The motor control has been a problem on this model right from the beginning, and I put some of it down to the L289 controller that is on the NodeMCU carrier. I realise that this sounds like a poor workman blaming his tools, but early on, back-to-back testing showed the more common L298N-based drivers could drive the motors harder. Packaging issues got in the way last time, and so I went with the NodeMCU and its carrier. I paid the price in terms of performance.
Unfortunately, there is still the packaging issue. There are very few options for shields or carriers for a NodeMCU (to be honest, I can't find any other options), and there is simply not the space on Auric's deck for a separate driver module. This may well mean changing out the controller altogether. If I go to an Arduino UNO, such as I used the Self-Driving car, then I have a few more choices:
- ADAFruit Motor Shields v1 or v2. There are also a heap of clones of the v1, both of which are based on the L293D chip. These boards are rated to 2.5A
- SparkFun Monster Moto Shield. This uses a pair of ST Microelectronics VNH2SP30 chips, which are commonly found in automotive applications and can operate at 6A without a heatsink.
Both of these look promising because they solve the packaging issues and should be more than up to the current requirements of Auric's motors, but clearly a test was required.
My test rig consists of a pair of heavy duty 12V geared motors (ZYTD520) which should roughly simulate the load of the four motors used on Auric. Power supply was a 7.4V LiPo pack.
ObservationsThe first stage was to simply run the motors at full speed to measure speed and current draw, as well as the temperature of the driver chips.
The ADAFruit board ran much hotter. So much so in fact, that I added a pair of heatsinks to the board because I was worried it would shut down or be damaged.
The VNH2SP30 has a few interesting features, which while not essential make it potentially a better choice in the long term. The first is inbuilt current monitoring, I can read back the motor current on an analogue pin. Quite useful for battery life monitoring. The other interesting feature is brake functionality. We don't need it now, but being able to issue a force stop or hold would be useful in the future.
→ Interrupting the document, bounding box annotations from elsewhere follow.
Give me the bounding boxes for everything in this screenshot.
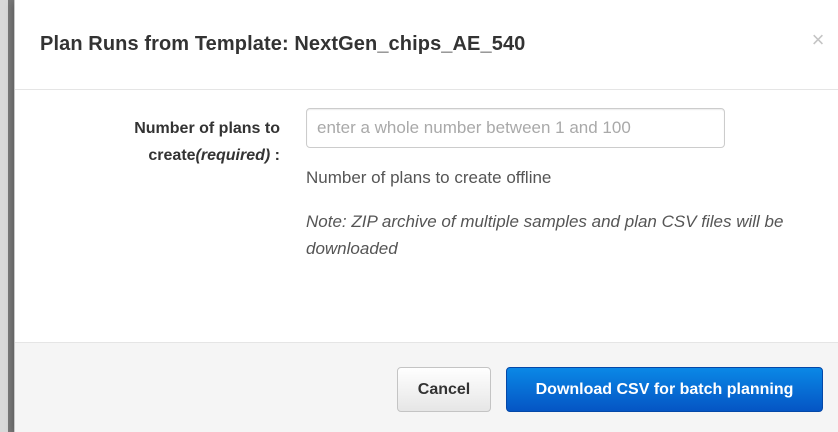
- dialog-body: Number of plans to create(required) : Nu…: [15, 90, 838, 342]
- label-suffix: :: [270, 147, 280, 164]
- cancel-button[interactable]: Cancel: [397, 367, 491, 412]
- plan-runs-dialog: Plan Runs from Template: NextGen_chips_A…: [14, 0, 838, 432]
- plans-count-input[interactable]: [306, 108, 725, 148]
- dialog-footer: Cancel Download CSV for batch planning: [15, 342, 838, 432]
- backdrop-edge: [0, 0, 8, 432]
- help-text: Number of plans to create offline: [306, 168, 552, 187]
- dialog-title: Plan Runs from Template: NextGen_chips_A…: [40, 33, 526, 55]
- label-required: (required): [195, 147, 271, 164]
- close-icon[interactable]: ×: [808, 28, 828, 52]
- note-text: Note: ZIP archive of multiple samples an…: [306, 212, 784, 258]
- download-csv-button[interactable]: Download CSV for batch planning: [506, 367, 823, 412]
- dialog-header: Plan Runs from Template: NextGen_chips_A…: [15, 0, 838, 90]
- plans-count-label: Number of plans to create(required) :: [55, 115, 280, 169]
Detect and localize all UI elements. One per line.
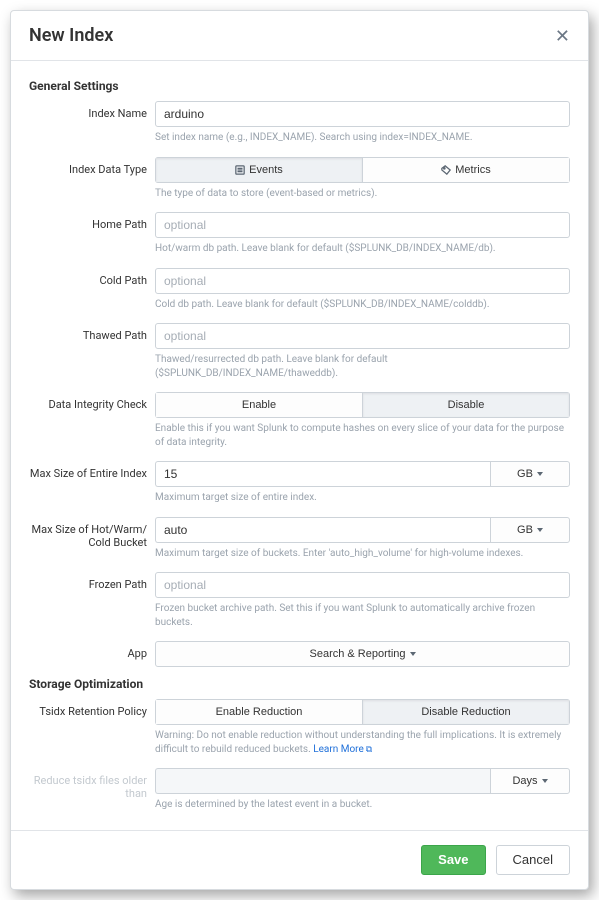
tag-icon (441, 165, 451, 175)
section-general: General Settings (29, 79, 570, 93)
metrics-label: Metrics (455, 164, 490, 176)
row-data-type: Index Data Type Events Metrics The type … (29, 157, 570, 209)
label-tsidx: Tsidx Retention Policy (29, 699, 147, 718)
label-reduce-l2: than (29, 787, 147, 800)
label-thawed-path: Thawed Path (29, 323, 147, 342)
row-max-bucket: Max Size of Hot/Warm/ Cold Bucket GB Max… (29, 517, 570, 569)
row-cold-path: Cold Path Cold db path. Leave blank for … (29, 268, 570, 320)
modal-title: New Index (29, 25, 113, 46)
help-cold-path: Cold db path. Leave blank for default ($… (155, 298, 570, 312)
label-cold-path: Cold Path (29, 268, 147, 287)
learn-more-label: Learn More (313, 744, 364, 755)
label-max-bucket-l1: Max Size of Hot/Warm/ (29, 523, 147, 536)
app-selected-label: Search & Reporting (310, 648, 406, 660)
label-data-type: Index Data Type (29, 157, 147, 176)
label-integrity: Data Integrity Check (29, 392, 147, 411)
data-type-segment: Events Metrics (155, 157, 570, 183)
row-integrity: Data Integrity Check Enable Disable Enab… (29, 392, 570, 457)
row-app: App Search & Reporting (29, 641, 570, 667)
modal-header: New Index ✕ (11, 11, 588, 61)
section-storage: Storage Optimization (29, 677, 570, 691)
row-tsidx: Tsidx Retention Policy Enable Reduction … (29, 699, 570, 764)
learn-more-link[interactable]: Learn More⧉ (313, 744, 372, 755)
label-max-bucket: Max Size of Hot/Warm/ Cold Bucket (29, 517, 147, 549)
tsidx-enable-button[interactable]: Enable Reduction (155, 699, 363, 725)
row-home-path: Home Path Hot/warm db path. Leave blank … (29, 212, 570, 264)
data-type-events-button[interactable]: Events (155, 157, 363, 183)
row-index-name: Index Name Set index name (e.g., INDEX_N… (29, 101, 570, 153)
max-index-input[interactable] (155, 461, 490, 487)
tsidx-segment: Enable Reduction Disable Reduction (155, 699, 570, 725)
unit-label: GB (517, 468, 533, 480)
help-frozen-path: Frozen bucket archive path. Set this if … (155, 602, 570, 629)
data-type-metrics-button[interactable]: Metrics (363, 157, 570, 183)
frozen-path-input[interactable] (155, 572, 570, 598)
list-icon (235, 165, 245, 175)
app-dropdown[interactable]: Search & Reporting (155, 641, 570, 667)
help-max-index: Maximum target size of entire index. (155, 491, 570, 505)
new-index-modal: New Index ✕ General Settings Index Name … (10, 10, 589, 890)
home-path-input[interactable] (155, 212, 570, 238)
label-home-path: Home Path (29, 212, 147, 231)
label-max-bucket-l2: Cold Bucket (29, 536, 147, 549)
chevron-down-icon (410, 652, 416, 656)
help-home-path: Hot/warm db path. Leave blank for defaul… (155, 242, 570, 256)
chevron-down-icon (542, 779, 548, 783)
help-thawed-path: Thawed/resurrected db path. Leave blank … (155, 353, 570, 380)
integrity-disable-button[interactable]: Disable (363, 392, 570, 418)
help-max-bucket: Maximum target size of buckets. Enter 'a… (155, 547, 570, 561)
max-bucket-input[interactable] (155, 517, 490, 543)
max-index-unit-dropdown[interactable]: GB (490, 461, 570, 487)
help-tsidx: Warning: Do not enable reduction without… (155, 729, 570, 756)
tsidx-disable-button[interactable]: Disable Reduction (363, 699, 570, 725)
label-reduce-l1: Reduce tsidx files older (29, 774, 147, 787)
modal-body: General Settings Index Name Set index na… (11, 61, 588, 830)
label-app: App (29, 641, 147, 660)
events-label: Events (249, 164, 283, 176)
label-frozen-path: Frozen Path (29, 572, 147, 591)
integrity-disable-label: Disable (448, 399, 485, 411)
integrity-enable-button[interactable]: Enable (155, 392, 363, 418)
integrity-segment: Enable Disable (155, 392, 570, 418)
unit-label: GB (517, 524, 533, 536)
chevron-down-icon (537, 528, 543, 532)
tsidx-disable-label: Disable Reduction (421, 706, 510, 718)
cancel-button[interactable]: Cancel (496, 845, 570, 875)
chevron-down-icon (537, 472, 543, 476)
help-integrity: Enable this if you want Splunk to comput… (155, 422, 570, 449)
reduce-age-unit-dropdown[interactable]: Days (490, 768, 570, 794)
row-max-index: Max Size of Entire Index GB Maximum targ… (29, 461, 570, 513)
label-index-name: Index Name (29, 101, 147, 120)
modal-footer: Save Cancel (11, 830, 588, 889)
external-link-icon: ⧉ (366, 744, 372, 756)
reduce-age-input (155, 768, 490, 794)
index-name-input[interactable] (155, 101, 570, 127)
thawed-path-input[interactable] (155, 323, 570, 349)
unit-label: Days (512, 775, 537, 787)
help-index-name: Set index name (e.g., INDEX_NAME). Searc… (155, 131, 570, 145)
cold-path-input[interactable] (155, 268, 570, 294)
row-frozen-path: Frozen Path Frozen bucket archive path. … (29, 572, 570, 637)
close-icon[interactable]: ✕ (555, 27, 570, 45)
row-thawed-path: Thawed Path Thawed/resurrected db path. … (29, 323, 570, 388)
integrity-enable-label: Enable (242, 399, 276, 411)
help-reduce-age: Age is determined by the latest event in… (155, 798, 570, 812)
save-button[interactable]: Save (421, 845, 485, 875)
label-reduce-age: Reduce tsidx files older than (29, 768, 147, 800)
help-data-type: The type of data to store (event-based o… (155, 187, 570, 201)
row-reduce-age: Reduce tsidx files older than Days Age i… (29, 768, 570, 820)
label-max-index: Max Size of Entire Index (29, 461, 147, 480)
tsidx-enable-label: Enable Reduction (216, 706, 303, 718)
max-bucket-unit-dropdown[interactable]: GB (490, 517, 570, 543)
Unfortunately, both shields bring their connections out in dissimilar ways to the SZ-Doit board I was using, so this means new cables for battery and motor. Not a big problem in the grand scheme of things, but just annoying since I had everything so neatly cabled up.
Changing these shields will also mean large scale changes to the code which runs on the UNO, since these controllers are operated in a different manner. I will look into making the choice of shield a compile-time option, and make it possible for others to follow my work, but make their own choice of controllers.